The government must redouble efforts to solve pollution problems
Now that it has been shown that not all our dirty air comes from north of the border, it’s time to take action against dirty vehicles and other sources of pollution
Hong Kong officials have never accepted full ownership of the polluted air we breathe. They point out, rightly enough, that they cannot control emissions in the mainland, or the winds that blow them down to Hong Kong. As a result, they often blame smoggy days on regional pollution and weather. Evidence that the city is more than capable of rapidly polluting itself with particulate matter, in conditions that make it unlikely the mainland shares the blame, has been a long time coming. It is a reminder that we cannot relax local efforts to improve our air quality.
A recent study by Hong Kong and Macau air scientists showed that a rapid build-up of particulate matter is possible even without northerly winds that can transport pollutants from afar.

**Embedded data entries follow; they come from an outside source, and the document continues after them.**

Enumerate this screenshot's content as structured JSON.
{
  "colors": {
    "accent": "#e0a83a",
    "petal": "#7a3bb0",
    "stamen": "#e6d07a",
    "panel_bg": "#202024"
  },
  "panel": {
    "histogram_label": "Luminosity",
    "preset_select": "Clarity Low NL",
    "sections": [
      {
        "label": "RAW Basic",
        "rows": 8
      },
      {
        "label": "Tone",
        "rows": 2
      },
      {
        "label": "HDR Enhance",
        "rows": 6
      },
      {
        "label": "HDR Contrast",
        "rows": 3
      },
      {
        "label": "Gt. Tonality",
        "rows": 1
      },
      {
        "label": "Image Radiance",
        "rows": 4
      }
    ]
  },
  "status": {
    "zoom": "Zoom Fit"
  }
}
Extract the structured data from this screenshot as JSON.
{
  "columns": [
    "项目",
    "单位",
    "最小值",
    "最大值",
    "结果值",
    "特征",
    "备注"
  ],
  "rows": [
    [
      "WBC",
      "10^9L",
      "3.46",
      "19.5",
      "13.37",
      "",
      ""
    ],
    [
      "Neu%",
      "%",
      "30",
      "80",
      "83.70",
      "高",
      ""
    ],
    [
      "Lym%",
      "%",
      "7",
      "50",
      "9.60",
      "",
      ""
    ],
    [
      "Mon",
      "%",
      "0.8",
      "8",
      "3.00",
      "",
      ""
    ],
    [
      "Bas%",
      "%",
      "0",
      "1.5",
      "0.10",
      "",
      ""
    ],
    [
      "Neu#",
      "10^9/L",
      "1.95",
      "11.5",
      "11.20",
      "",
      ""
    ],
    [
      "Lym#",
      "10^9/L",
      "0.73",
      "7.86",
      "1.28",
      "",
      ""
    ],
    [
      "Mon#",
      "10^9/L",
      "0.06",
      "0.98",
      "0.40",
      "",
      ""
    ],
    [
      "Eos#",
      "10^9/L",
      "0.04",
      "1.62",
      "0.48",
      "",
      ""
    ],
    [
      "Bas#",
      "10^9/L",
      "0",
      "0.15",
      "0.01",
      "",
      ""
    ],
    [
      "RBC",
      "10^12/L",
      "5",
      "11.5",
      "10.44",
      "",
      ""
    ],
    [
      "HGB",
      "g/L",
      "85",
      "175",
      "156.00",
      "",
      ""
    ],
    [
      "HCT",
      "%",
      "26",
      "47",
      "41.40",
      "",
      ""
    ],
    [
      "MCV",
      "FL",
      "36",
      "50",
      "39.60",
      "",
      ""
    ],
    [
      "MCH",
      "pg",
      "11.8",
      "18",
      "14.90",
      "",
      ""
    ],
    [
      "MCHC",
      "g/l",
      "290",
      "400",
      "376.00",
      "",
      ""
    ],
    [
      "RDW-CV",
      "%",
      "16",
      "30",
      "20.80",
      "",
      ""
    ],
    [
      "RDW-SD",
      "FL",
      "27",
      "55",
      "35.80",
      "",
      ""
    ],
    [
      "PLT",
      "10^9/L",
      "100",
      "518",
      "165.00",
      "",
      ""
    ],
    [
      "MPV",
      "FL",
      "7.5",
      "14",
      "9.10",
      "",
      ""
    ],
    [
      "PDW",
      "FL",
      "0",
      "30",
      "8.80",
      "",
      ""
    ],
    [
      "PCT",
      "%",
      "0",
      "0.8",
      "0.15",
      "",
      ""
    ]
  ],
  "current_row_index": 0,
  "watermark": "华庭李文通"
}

One day, for example, when a “land-sea breeze” pattern formed along with weak winds far below average speeds, scientists observed a rapid rise of photochemical activity in which ozone and nitrogen dioxide skyrocketed along with increasing sunshine. “There was a rapid increase in particulate matter concentration . . . It’s not easy to argue in this case that winds were blowing particulate matter to Hong Kong from the region ,” said co-author Professor Chan Chak-keung, dean of City University’s school of energy and environment. The culpritwas most likely local emissions from vehicles or industry, which contain nitrogen oxides and volatile organic compounds.
Other episodes with high local photochemical activity also came under the influence of air from the north, making it less clear what was actually local. The paper was published in scientific journal Atmospheric Chemistry and Physics in November.
Hong Kong has made progress in reducing total air pollution, but marine and roadside fine-particle smog remain potent contributors. Since the switch to cleaner fuel for berthing last year, the government says sulphur concentrations in Kwai Chung, Tsuen Wan and Sham Shui Po are up to 50 per cent lower. The benefits of reducing marine pollution show the environmental health potential of combatting roadside air pollution by upgrading heavy-polluting local truck and bus fleets. That should inspire the government to redouble its efforts.